There will be one instance of this scope for each method.
(parent: package scope if top level method, class scope if nested method)
Block Scope
The block scope contains all local variables of a block.
This scope is generated for blocks. It is generated for every method body. Some expressions (like if
-blocks) can
also generate a block scope.
(parent: method scope or block scope if nested)
Selection
Classes / Fields / Variables
For classes and fields/variables, its quite straight forward. We just need to find the class/field in the current scope. If we cannot find it, we can try to find it in the parent scope.
Methods
For methods, its a bit more complicated. As there can be multiple overloads of a method, we need to find the correct one. It is even possible that there are multiple methods that could work.
First of all we create a list of all methods with that name. They are sorted by scope. (so the first methods will be the ones in the current scope, then the ones in the parent scope, etc.)

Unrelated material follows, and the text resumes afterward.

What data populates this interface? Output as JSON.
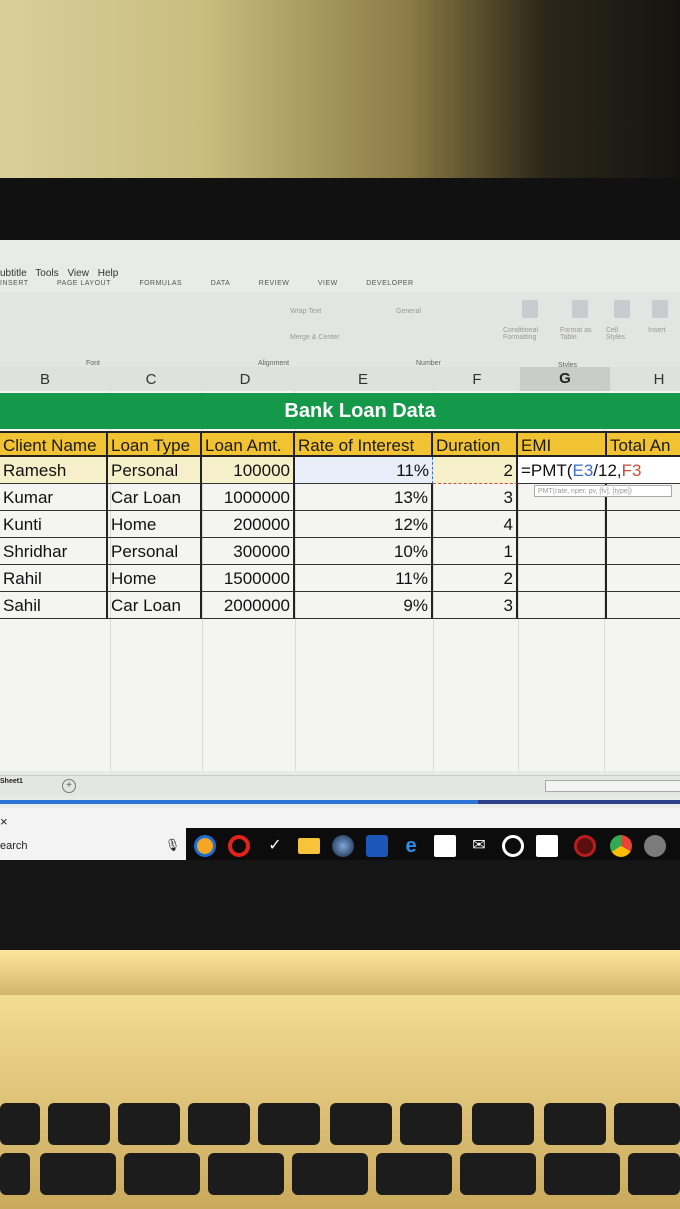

Then we filter out all methods that have the wrong amount of parameters. (This is the easiest check and is quite cheap, so we do it first)
Then we filter out all methods that have incompatible types for the parameters.
Now we have a list of all methods that could work. If there is only one method left, we found the correct one.
To find a criteria for the correct method, we created a concept called "compatibility distance". The compatibility distance is a number that describes how compatible two types are. The lower the number, the more compatible they are.
for example the distance between byte
and byte
is 0 (they are the same type), the distance between byte
and
short
is 1 (they are both numeric types, but short
is bigger than byte
), the distance between byte
and int
is 2
We take the sum of all distances of all parameters. The method with the lowest sum will be chosen.
If there are multiple methods with the same sum, we take the one that is the first in the list (as the list is sorted by scope, this will be the one in the current scope).
Implementation
In the following sections, we will talk about the default implementation of the processor, it can be found here.
Structuring
The processor needs a lot of types. We created all types as interfaces in the com.shakelang.shake.compiler.processor. program.types
package. As we cannot directly create instances, we created all implementations in the com.shakelang. shake.compiler.processor.program.creation
package.
The types have methods for the different phases. (Only for the phases they need to implement, a method does not need to implement phase 1 or 2, so it does not need to implement the methods for these phases)
The processor is implemented in class com.shakelang.shake.processor.ShakePackageBasedProcessor
. Additionally there is com.shakelang.shake.processor.ShakeASTProcessor
(which is used to process code blocks inside of methods).